States of Grace de Destin Cretton

States of GraceStates of Grace, écrit et réalisé par Destin Cretton
Avec Brie Larson, John Gallagher Jr., Stephanie Beatriz et Rami Malek
Durée : 1h41 / Date de sortie : 23 avril 2014 en salles et le 17 novembre 2014 en DVD et Blu-ray chez condor

A l’instar de beaucoup de films indépendants américains, States of Grace est sorti de l’anonymat grâce aux festivals. Passé par Locarno et Deauville, le premier film de Destin Cretton a pu se forger une belle réputation avant sa sortie en salles. Sa sortie en DVD en France, accompagnée d’un accueil critique élogieux, est une bonne chose en ce début d’année. Cependant, si le film affiche de belles qualités tout au long du métrage, ses irrégularités en termes de rythme l’empêchent de pleinement fonctionner sur le spectateur.

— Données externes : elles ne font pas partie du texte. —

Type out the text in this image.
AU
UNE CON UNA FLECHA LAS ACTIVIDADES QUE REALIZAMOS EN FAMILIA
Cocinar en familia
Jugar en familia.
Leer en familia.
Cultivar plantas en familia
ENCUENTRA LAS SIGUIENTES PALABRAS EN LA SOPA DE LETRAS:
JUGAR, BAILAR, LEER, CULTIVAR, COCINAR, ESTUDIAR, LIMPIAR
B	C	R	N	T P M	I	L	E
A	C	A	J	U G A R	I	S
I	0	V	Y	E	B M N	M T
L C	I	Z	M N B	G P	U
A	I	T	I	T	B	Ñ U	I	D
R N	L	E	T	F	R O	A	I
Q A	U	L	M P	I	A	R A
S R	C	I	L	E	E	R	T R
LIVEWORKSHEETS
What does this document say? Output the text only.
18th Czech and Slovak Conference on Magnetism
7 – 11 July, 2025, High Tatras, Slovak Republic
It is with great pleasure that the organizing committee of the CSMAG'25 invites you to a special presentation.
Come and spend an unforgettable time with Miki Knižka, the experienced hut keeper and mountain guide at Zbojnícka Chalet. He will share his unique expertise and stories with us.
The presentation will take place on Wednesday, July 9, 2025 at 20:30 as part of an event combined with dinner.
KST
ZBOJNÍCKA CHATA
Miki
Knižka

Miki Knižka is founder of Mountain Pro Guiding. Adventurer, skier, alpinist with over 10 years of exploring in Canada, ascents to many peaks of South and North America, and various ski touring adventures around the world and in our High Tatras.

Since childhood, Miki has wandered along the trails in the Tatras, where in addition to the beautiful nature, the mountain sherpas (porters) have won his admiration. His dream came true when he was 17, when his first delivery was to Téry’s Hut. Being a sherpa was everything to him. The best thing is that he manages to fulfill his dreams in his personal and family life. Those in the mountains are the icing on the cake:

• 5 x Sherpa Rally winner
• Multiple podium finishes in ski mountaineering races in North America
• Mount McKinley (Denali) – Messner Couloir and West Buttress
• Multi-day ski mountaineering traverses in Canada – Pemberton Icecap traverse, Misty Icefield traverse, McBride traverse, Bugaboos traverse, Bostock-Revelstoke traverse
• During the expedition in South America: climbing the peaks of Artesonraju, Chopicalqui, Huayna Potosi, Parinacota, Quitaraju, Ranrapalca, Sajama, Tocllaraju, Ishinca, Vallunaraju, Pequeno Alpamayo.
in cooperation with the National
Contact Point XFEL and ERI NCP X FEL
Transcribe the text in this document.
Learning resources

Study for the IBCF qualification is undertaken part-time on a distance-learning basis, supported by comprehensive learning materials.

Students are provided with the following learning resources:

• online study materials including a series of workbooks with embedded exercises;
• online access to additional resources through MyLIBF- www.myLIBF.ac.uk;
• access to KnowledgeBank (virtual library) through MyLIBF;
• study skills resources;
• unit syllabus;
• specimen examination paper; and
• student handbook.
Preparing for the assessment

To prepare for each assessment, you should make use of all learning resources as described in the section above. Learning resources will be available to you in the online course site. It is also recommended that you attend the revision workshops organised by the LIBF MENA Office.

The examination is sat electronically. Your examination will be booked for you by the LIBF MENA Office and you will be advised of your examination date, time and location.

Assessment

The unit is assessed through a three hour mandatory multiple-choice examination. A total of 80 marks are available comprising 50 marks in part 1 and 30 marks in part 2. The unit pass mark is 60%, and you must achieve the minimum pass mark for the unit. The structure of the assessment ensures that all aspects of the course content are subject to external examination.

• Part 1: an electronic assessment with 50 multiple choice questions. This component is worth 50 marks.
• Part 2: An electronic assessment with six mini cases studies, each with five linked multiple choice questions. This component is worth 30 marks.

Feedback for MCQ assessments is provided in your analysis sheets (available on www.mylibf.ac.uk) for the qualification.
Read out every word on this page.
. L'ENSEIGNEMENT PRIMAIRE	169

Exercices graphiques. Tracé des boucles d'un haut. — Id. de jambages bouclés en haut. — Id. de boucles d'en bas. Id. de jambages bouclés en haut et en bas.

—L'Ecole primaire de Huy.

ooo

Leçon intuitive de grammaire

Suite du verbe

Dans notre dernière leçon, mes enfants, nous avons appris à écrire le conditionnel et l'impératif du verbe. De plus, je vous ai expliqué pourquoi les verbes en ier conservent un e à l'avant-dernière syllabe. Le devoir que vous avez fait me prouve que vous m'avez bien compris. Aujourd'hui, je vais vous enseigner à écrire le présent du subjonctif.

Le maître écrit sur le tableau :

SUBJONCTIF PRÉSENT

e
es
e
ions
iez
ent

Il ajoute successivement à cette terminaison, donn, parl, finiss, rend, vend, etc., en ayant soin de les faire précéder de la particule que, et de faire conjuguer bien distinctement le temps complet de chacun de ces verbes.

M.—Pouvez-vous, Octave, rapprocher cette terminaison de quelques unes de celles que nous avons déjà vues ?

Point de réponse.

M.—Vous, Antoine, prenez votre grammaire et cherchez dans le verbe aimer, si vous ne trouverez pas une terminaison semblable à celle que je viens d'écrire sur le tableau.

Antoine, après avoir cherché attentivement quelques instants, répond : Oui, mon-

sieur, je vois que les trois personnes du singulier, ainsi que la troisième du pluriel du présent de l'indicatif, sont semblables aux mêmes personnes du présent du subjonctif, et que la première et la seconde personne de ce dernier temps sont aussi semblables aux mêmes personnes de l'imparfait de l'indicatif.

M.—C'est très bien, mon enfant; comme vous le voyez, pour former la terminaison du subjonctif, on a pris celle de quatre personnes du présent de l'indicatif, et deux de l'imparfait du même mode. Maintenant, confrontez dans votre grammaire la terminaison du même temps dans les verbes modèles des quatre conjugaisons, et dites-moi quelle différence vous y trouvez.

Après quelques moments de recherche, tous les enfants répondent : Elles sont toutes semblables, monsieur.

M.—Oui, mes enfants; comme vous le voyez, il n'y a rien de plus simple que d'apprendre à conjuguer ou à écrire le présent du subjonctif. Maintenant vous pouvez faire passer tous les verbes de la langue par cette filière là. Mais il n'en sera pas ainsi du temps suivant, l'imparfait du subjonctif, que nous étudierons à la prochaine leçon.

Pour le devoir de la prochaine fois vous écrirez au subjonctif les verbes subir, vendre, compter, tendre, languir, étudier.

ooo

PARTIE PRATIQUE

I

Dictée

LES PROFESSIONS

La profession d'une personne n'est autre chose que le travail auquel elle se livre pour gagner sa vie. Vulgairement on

Le film tient majoritairement sur la prestation extrêmement convaincante de Brie Larson, figure lumineuse et bien trop ignorée du cinéma indépendant américain. En compagnie de John Gallagher Jr., elle offre une performance nuancée, au gré d’états psychologiques très changeants. La mise en scène de Destin Cretton reste assez distante et ne fait qu’épaissir le mystère au dessus de personnages complexes. Son regard sur la jeunesse qu’il filme est constamment bienveillant, et c’est l’atout de ce States of Grace, en ne tombant pas dans les pièges désignés du cinéma social. Cretton ne filme que des jeunes qui tentent eux-mêmes de s’en sortir, en apprenant à nouveau à contrôler des colères vives et souvent extravagantes. L’heureuse surprise du film est donc de ne pas montrer des jeunes menaçants, mais de se concentrer sur les origines de leur violence, notamment à travers le cas de la jeune Jayden. L’écho avec la jeunesse de Grace apporte un peu d’épaisseur à un film qui, souvent, transporte péniblement sa mélancolie. C’est encore une fois lorsque la caméra se focalise sur les états et les errances de son héroïne que la caméra de Destin Cretton trouve une certaine justesse.

La relation troublante entre elle et les enfants qu’elle gère en fait autant une mère qu’une soeur. Chez chacun elle trouve une humanité, qui transparait ici dans le film. Pour une fois, saluons une traduction française qui remet au centre du jeu les thématiques principales du film. Derrière les états de son héroïne, il y a aussi ce triomphalisme silencieux que capte lors de jolies séquences au ralenti le jeune cinéaste, un état de grâce et de liberté. Malgré des problèmes de rythme et une empreinte visuelle des films Sundance qui colle un peu trop à la peau du film, ce premier métrage reste néanmoins une jolie ballade en quête de lumière dans un lieu qui respire le chaos intérieur. A défaut d’être mémorable, States of Grace fait son petit effet grâce à la beauté tempétueuse de Brie Larson.3 étoiles

States of Grace s’extirpe de nombreux films traitant de l’adolescence, son édition DVD aussi. Avec un visuel  et des bonus très minimalistes, Condor Entertainment offre une toute petite édition au film de Destin Cretton, avec un léger making-of d’une vingtaine de minutes et des scènes coupées. L’image et le son ne sont pas excellents (il faut plutôt voir la version Blu-ray pour trouver cela) mais ils conviennent très bien pour un film de ce genre, plutôt paisible.